Within Windows MBCS, what languages have 2 byte characters and what characters are they?

2.3k Views Asked by At

I have a legacy application that uses Window's old MBCS. The software is international, and uses code pages to make it work for other languages. I've read that Chinese contains multibyte characters. My question is, which ones and how do I generate them on a computer in the USA? I need this for testing.

2

There are 2 best solutions below

0
On

I think the standard of MBCS has the difference between Japan and China, Korea. It depends on each country's language. Though that is able to use by Windows OS in each country, for example Windows 7, xp. You should change language option on control panel.

2
On

What you should be writing nowadays are Unicode applications, which don't have to worry about MBCS encodings. I mean, sure, there are Unicode characters that use variable length encodings, like surrogates in UTF-16, but you shouldn't have to do anything special to make these work. If you want to test them with your app, just look up a table of Unicode characters on the web.

In your case, you're actually working with a legacy non-Unicode application. These use the default system codepage. The only multi-byte character sets (MBCS) supported by legacy Windows applications is a double-byte character set (DBCS)—in particular, Chinese, Japanese, and Korean:

  • Japanese Shift-JIS (932)
  • Simplified Chinese GBK (936)
  • Korean (949)
  • Traditional Chinese Big5 (950)

Since you are asking this question, I'm assuming that you don't speak any of these languages and don't have your system configured to use any of them. That means you will need to change your system's default codepage to one of these. You might want to do that in a VM. To do so, open the "Region" control panel (how to find it depends on your version of Windows), select the "Administrative" tab, and click "Change system locale." You'll need to reboot after making this change.

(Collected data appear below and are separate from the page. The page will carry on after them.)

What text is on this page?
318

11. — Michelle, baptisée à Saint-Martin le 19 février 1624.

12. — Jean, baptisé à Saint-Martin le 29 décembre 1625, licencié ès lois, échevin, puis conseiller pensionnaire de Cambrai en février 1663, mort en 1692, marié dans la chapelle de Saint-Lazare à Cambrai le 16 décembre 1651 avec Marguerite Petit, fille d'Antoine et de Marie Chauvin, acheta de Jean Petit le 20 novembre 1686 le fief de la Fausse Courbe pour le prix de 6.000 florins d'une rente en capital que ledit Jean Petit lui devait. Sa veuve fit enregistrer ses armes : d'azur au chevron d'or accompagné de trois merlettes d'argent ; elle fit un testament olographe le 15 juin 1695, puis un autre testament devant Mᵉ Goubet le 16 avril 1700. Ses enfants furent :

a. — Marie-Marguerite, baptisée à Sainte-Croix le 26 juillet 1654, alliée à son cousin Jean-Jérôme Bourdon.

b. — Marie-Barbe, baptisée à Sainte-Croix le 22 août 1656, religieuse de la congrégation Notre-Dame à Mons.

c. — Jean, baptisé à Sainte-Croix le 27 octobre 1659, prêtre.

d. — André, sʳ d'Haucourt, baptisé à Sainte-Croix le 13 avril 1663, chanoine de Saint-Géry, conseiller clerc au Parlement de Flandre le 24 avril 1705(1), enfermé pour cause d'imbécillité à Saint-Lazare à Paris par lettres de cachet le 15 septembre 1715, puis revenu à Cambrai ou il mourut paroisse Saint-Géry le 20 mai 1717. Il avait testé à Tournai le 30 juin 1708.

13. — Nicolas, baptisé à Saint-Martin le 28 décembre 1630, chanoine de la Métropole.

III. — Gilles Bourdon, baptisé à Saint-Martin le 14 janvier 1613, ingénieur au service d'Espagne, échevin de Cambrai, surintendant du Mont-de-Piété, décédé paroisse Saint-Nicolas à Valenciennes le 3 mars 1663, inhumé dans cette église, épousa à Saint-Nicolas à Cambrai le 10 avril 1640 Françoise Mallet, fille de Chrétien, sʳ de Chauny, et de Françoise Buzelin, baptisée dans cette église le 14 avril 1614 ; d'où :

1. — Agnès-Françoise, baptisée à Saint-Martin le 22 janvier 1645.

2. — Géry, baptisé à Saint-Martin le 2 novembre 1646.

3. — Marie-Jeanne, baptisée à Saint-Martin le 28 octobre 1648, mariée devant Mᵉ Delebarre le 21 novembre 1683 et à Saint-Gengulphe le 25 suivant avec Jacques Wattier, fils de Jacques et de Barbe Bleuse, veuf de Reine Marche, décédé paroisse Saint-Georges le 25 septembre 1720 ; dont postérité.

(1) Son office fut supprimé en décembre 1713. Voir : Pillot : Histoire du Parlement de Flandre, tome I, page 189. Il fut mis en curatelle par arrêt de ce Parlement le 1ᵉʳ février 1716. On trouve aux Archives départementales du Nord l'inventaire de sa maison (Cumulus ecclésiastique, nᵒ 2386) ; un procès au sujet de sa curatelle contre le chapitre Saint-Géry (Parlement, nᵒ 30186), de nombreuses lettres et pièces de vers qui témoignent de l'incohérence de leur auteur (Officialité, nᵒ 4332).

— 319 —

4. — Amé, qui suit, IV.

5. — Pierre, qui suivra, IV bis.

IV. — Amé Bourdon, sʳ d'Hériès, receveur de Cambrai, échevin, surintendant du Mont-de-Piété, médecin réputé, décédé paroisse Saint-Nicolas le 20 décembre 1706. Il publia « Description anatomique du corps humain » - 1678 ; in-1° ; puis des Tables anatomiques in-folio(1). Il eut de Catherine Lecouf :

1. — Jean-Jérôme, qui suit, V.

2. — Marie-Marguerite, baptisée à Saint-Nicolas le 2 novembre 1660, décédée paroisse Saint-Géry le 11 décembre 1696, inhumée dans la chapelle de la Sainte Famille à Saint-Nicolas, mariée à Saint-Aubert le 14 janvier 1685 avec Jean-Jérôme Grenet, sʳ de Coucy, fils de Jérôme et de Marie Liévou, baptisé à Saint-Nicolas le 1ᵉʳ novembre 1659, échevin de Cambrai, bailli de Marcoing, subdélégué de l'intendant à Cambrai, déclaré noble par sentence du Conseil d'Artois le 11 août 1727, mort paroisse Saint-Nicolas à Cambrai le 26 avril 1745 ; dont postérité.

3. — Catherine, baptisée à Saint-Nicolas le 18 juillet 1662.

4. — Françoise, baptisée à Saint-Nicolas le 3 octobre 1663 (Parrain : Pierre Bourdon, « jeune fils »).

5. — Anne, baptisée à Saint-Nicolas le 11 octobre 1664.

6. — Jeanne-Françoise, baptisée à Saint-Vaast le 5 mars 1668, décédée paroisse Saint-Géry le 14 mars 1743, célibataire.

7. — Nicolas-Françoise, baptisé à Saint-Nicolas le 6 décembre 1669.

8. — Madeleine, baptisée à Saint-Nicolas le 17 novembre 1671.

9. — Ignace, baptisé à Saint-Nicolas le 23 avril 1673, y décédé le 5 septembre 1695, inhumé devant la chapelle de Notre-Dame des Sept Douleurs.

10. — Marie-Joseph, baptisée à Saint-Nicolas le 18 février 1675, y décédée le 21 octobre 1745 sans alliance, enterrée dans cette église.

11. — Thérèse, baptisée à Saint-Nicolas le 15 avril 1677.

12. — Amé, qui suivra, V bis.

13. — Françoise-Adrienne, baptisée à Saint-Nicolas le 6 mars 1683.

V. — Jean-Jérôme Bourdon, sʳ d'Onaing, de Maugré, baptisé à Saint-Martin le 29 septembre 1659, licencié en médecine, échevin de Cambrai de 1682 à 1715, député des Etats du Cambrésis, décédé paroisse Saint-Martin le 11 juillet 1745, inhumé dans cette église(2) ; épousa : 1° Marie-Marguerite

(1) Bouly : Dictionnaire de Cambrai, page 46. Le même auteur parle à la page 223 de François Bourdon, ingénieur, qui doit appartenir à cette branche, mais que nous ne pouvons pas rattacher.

I've heard that you can use Microsoft's AppLocale utility to change the codepage for an individual application, but it does have some limitations and compatibility problems. I've never tried it myself. I also don't think it works on newer versions of Windows; the last supported versions are Windows XP/Server 2003. I would recommend sticking with an appropriately-localized VM.

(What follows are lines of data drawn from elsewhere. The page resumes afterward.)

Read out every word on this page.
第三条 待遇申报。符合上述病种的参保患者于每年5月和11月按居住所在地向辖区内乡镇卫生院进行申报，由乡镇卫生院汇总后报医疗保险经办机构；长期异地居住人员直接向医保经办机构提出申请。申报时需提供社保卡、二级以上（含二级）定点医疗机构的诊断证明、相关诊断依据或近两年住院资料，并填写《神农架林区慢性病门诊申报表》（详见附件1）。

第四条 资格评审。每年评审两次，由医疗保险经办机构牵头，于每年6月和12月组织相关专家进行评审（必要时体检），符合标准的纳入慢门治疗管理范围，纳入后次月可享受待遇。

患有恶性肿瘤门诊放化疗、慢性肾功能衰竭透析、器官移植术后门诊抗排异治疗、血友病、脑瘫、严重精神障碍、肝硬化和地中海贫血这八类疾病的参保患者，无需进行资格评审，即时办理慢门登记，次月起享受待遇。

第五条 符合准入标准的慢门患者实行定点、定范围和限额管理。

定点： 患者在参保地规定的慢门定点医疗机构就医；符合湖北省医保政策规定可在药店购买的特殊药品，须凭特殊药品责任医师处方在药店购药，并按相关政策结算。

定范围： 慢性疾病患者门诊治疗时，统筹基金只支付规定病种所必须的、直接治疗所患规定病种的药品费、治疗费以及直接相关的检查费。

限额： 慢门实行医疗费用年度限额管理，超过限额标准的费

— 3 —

Again, you can find tables of characters supported by these codepages online (see links below), or by using the Character Map utility on a localized installation. As Hans suggested in a comment, an even easier way to do it might be copying and pasting Simplified Chinese text (e.g., for CP 936) from a webpage on the Internet.

As far as the technical implementation goes, a DBCS encodes characters in two bytes. The first (lead) byte signals that it and the byte to follow are to be interpreted as a single character. MBCS-aware functions (with the _mbs prefix in Microsoft's string-manipulation headers) recognize this and process the characters accordingly. The lead bytes are specifically reserved and defined for each codepage. For example, CP 936 (Simplified Chinese) uses 0x81 through 0xFE as lead bytes, while CP 932 (Japanese) uses 0x81 through 0x9F as lead bytes. If you use the string functions designed to deal with MBCS, you shouldn't have a problem. You will only have difficulty if you were careless enough to have fallen back to naïve ACSII-style string manipulation, iterating through bytes and treating them as individual characters.

If at all feasible, though, you should really strongly consider upgrading the app to support Unicode. Obviously there is no guarantee that it will be easy, but it won't be any harder than fixing a lack of support for MBCS codepages in a legacy non-Unicode application, and as a bonus, the time you spend doing so will pay many more dividends.